Indians were natives. They knew the area, spoke the local languages, and could blend in with non-slaves in areas outside of settled communities. Africans had none of these advantages. It would have been much easier for an Indian to survive, even thrive, after having escaped from slavery than for an African thrown into a strange land thousands of miles from kin. Although familiarity with the land and language would be greater for descendents, settled lands also grew around them. It’s likely that during the colonial period, when Indian slavery gradually reduced, one of the reasons that Indians were considered inferior slaves is that they had a higher success rate in escaping.

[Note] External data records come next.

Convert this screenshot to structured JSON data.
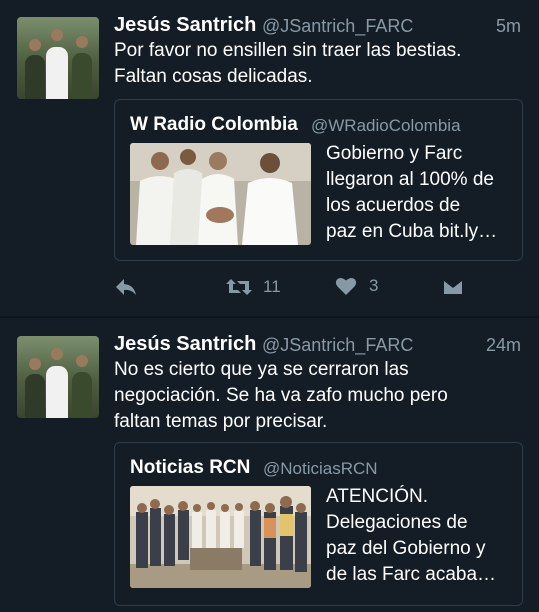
{
  "tweets": [
    {
      "author": "Jesús Santrich",
      "handle": "@JSantrich_FARC",
      "time": "5m",
      "lines": [
        "Por favor no ensillen sin traer las bestias.",
        "Faltan cosas delicadas."
      ],
      "card": {
        "name": "W Radio Colombia",
        "handle": "@WRadioColombia",
        "lines": [
          "Gobierno y Farc",
          "llegaron al 100% de",
          "los acuerdos de",
          "paz en Cuba bit.ly…"
        ]
      },
      "retweets": "11",
      "likes": "3"
    },
    {
      "author": "Jesús Santrich",
      "handle": "@JSantrich_FARC",
      "time": "24m",
      "lines": [
        "No es cierto que ya se cerraron las",
        "negociación. Se ha va zafo mucho pero",
        "faltan temas por precisar."
      ],
      "card": {
        "name": "Noticias RCN",
        "handle": "@NoticiasRCN",
        "lines": [
          "ATENCIÓN.",
          "Delegaciones de",
          "paz del Gobierno y",
          "de las Farc acaba…"
        ]
      }
    }
  ],
  "icons": {
    "reply": "reply-icon",
    "retweet": "retweet-icon",
    "like": "heart-icon",
    "dm": "envelope-icon"
  },
  "colors": {
    "background": "#141d26",
    "secondary_text": "#8899a6",
    "card_border": "#2c3c4b"
  }
}
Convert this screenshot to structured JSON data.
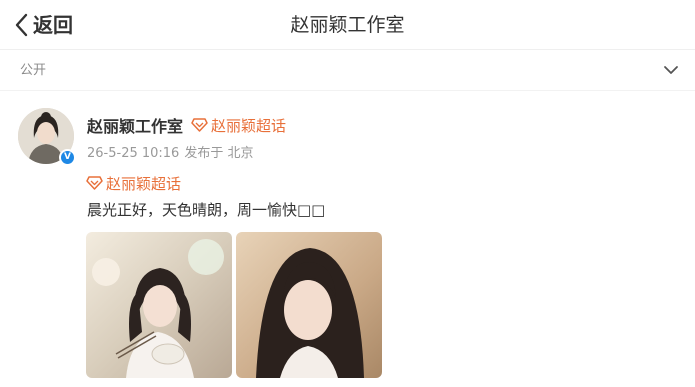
{
  "header": {
    "back_label": "返回",
    "title": "赵丽颖工作室"
  },
  "visibility": {
    "label": "公开"
  },
  "post": {
    "author": "赵丽颖工作室",
    "supertopic": "赵丽颖超话",
    "time": "26-5-25 10:16",
    "location": "发布于 北京",
    "content_tag": "赵丽颖超话",
    "text": "晨光正好，天色晴朗，周一愉快□□",
    "verified_mark": "V"
  },
  "colors": {
    "accent_orange": "#e8703a",
    "verified_blue": "#1e88e5"
  },
  "icons": [
    "back-chevron-icon",
    "chevron-down-icon",
    "supertopic-diamond-icon",
    "verified-icon"
  ]
}
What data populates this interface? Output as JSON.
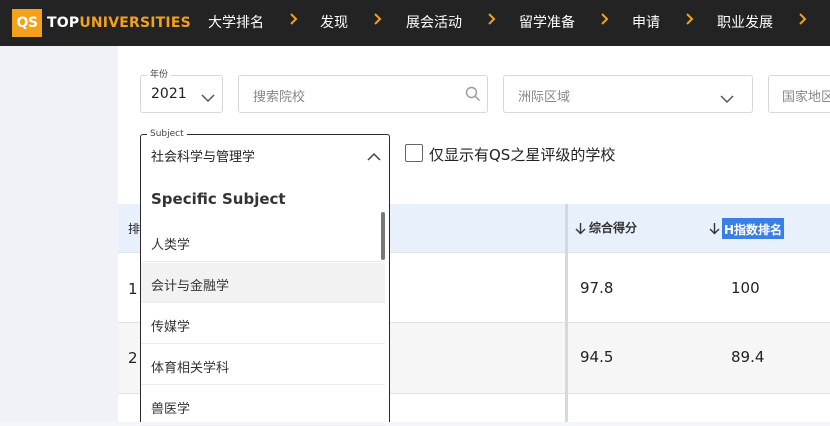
{
  "brand": {
    "qs": "QS",
    "top": "TOP",
    "universities": "UNIVERSITIES"
  },
  "nav": {
    "items": [
      "大学排名",
      "发现",
      "展会活动",
      "留学准备",
      "申请",
      "职业发展"
    ],
    "accent_color": "#f3a01b",
    "chevron_icon": "chevron-right-icon"
  },
  "filters": {
    "year": {
      "label": "年份",
      "value": "2021"
    },
    "search": {
      "placeholder": "搜索院校"
    },
    "region": {
      "placeholder": "洲际区域"
    },
    "country": {
      "placeholder": "国家地区"
    },
    "subject": {
      "label": "Subject",
      "value": "社会科学与管理学"
    },
    "qs_stars_only": {
      "label": "仅显示有QS之星评级的学校",
      "checked": false
    }
  },
  "table": {
    "columns": {
      "rank": "排",
      "overall": "综合得分",
      "h_index": "H指数排名"
    },
    "rows": [
      {
        "rank": "1",
        "overall": "97.8",
        "h_index": "100"
      },
      {
        "rank": "2",
        "overall": "94.5",
        "h_index": "89.4"
      }
    ]
  },
  "dropdown": {
    "heading": "Specific Subject",
    "options": [
      "人类学",
      "会计与金融学",
      "传媒学",
      "体育相关学科",
      "兽医学"
    ],
    "hovered_index": 1
  }
}
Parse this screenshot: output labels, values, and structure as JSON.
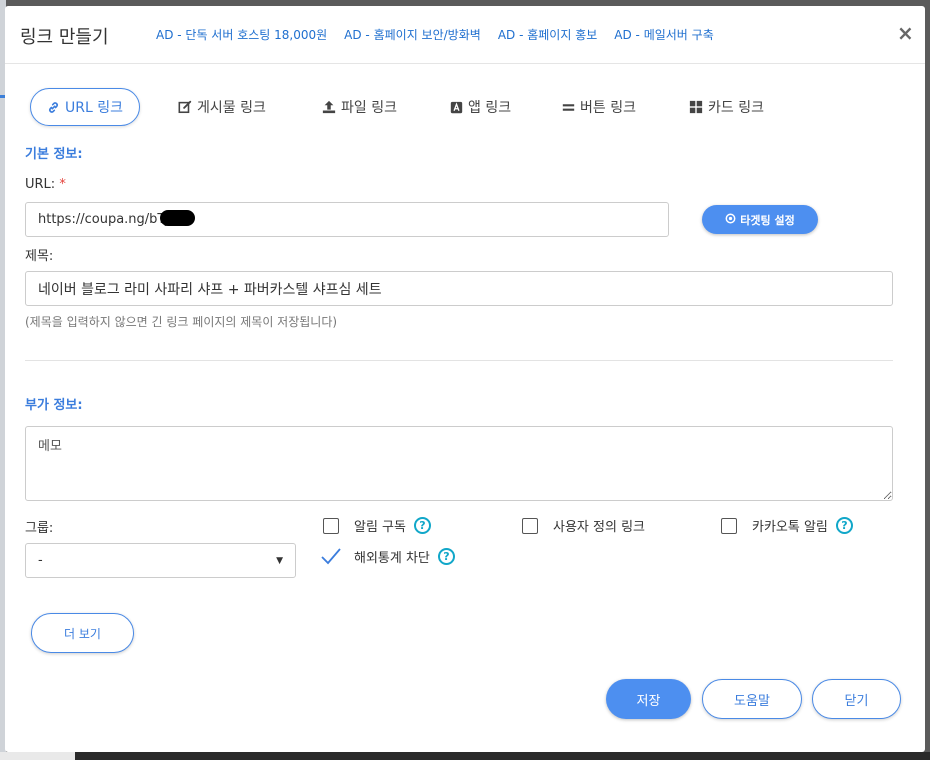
{
  "dialog": {
    "title": "링크 만들기",
    "close_symbol": "×",
    "ads": [
      {
        "label": "AD - 단독 서버 호스팅 18,000원"
      },
      {
        "label": "AD - 홈페이지 보안/방화벽"
      },
      {
        "label": "AD - 홈페이지 홍보"
      },
      {
        "label": "AD - 메일서버 구축"
      }
    ]
  },
  "tabs": [
    {
      "label": "URL 링크",
      "icon": "link-icon",
      "active": true
    },
    {
      "label": "게시물 링크",
      "icon": "edit-icon"
    },
    {
      "label": "파일 링크",
      "icon": "upload-icon"
    },
    {
      "label": "앱 링크",
      "icon": "app-icon"
    },
    {
      "label": "버튼 링크",
      "icon": "button-icon"
    },
    {
      "label": "카드 링크",
      "icon": "grid-icon"
    }
  ],
  "basic": {
    "section_title": "기본 정보:",
    "url_label": "URL:",
    "required_mark": "*",
    "url_value": "https://coupa.ng/bTJ",
    "targeting_button": "타겟팅 설정",
    "title_label": "제목:",
    "title_value": "네이버 블로그 라미 사파리 샤프 + 파버카스텔 샤프심 세트",
    "title_hint": "(제목을 입력하지 않으면 긴 링크 페이지의 제목이 저장됩니다)"
  },
  "extra": {
    "section_title": "부가 정보:",
    "memo_placeholder": "메모",
    "group_label": "그룹:",
    "group_value": "-",
    "options": {
      "alert_subscribe": {
        "label": "알림 구독",
        "checked": false,
        "help": "?"
      },
      "custom_link": {
        "label": "사용자 정의 링크",
        "checked": false
      },
      "kakao_alert": {
        "label": "카카오톡 알림",
        "checked": false,
        "help": "?"
      },
      "block_overseas": {
        "label": "해외통계 차단",
        "checked": true,
        "help": "?"
      }
    }
  },
  "buttons": {
    "more": "더 보기",
    "save": "저장",
    "help": "도움말",
    "close": "닫기"
  },
  "colors": {
    "accent": "#3b7ddd",
    "primary_button": "#4d8ff0",
    "help_icon": "#11a7c9",
    "required": "#e4423b"
  }
}
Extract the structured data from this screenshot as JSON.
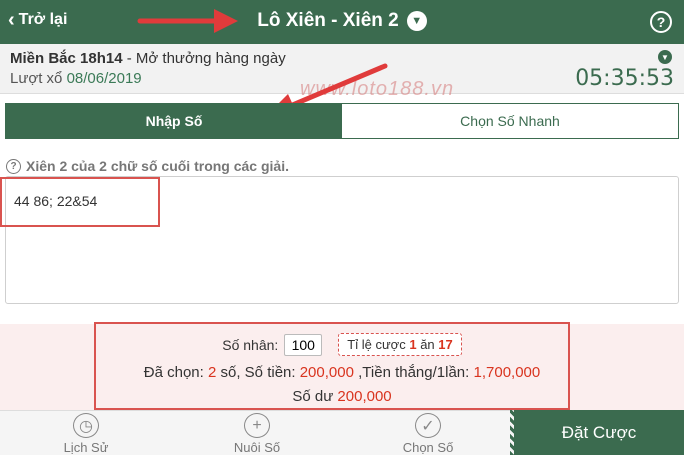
{
  "header": {
    "back_label": "Trở lại",
    "title": "Lô Xiên - Xiên 2",
    "help_glyph": "?"
  },
  "draw": {
    "region": "Miền Bắc 18h14",
    "separator": " - ",
    "schedule": "Mở thưởng hàng ngày",
    "date_label": "Lượt xổ",
    "date": "08/06/2019",
    "countdown": "05:35:53"
  },
  "watermark": "www.loto188.vn",
  "tabs": [
    {
      "label": "Nhập Số",
      "active": true
    },
    {
      "label": "Chọn Số Nhanh",
      "active": false
    }
  ],
  "instruction": "Xiên 2 của 2 chữ số cuối trong các giải.",
  "number_input": {
    "value": "44 86; 22&54"
  },
  "summary": {
    "multiplier_label": "Số nhân:",
    "multiplier_value": "100",
    "rate_prefix": "Tỉ lệ cược",
    "rate_stake": "1",
    "rate_mid": "ăn",
    "rate_win": "17",
    "picked_label": "Đã chọn:",
    "picked_count": "2",
    "picked_unit": "số, Số tiền:",
    "amount": "200,000",
    "win_label": ",Tiền thắng/1lần:",
    "win_amount": "1,700,000",
    "balance_label": "Số dư",
    "balance": "200,000"
  },
  "nav": {
    "history": "Lịch Sử",
    "nuoi": "Nuôi Số",
    "pick": "Chọn Số",
    "bet": "Đặt Cược"
  },
  "colors": {
    "primary": "#3b6b4f",
    "accent_red": "#d9341f",
    "annotation": "#d9534f"
  }
}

Virtually none of the Native American societies encountered by the first European explorers were hunter-gatherers, except perhaps in the far north. In Mesoamerica and the Andes there were highly developed agricultural societies. Even in the US the native cultures along the east and Gulf coasts were basically agricultural.
No more so than the indigenous populations of those areas.
This is exactly the sort of stuff I’m interested in. What I find fascinating is that slavery is so monstrous and immoral, and yet was practiced by a society that was in so many ways modern and civilized, including having a fully fledged constitutional legal system with many levels of court review, etc. There were clearly plenty of extremely intelligent, well-informed, articulate and ethical-in-other-ways Southerners who supported slavery. It would have been interesting to hear their answers to questions such as the ones robert_columbia poses.
(A somewhat related question, I suppose, is whether previous civilized societies that practiced slavery on a large scale had abolitionist movements. Were there people in ancient Rome writing pamphlets about how slavery was just plain evil?)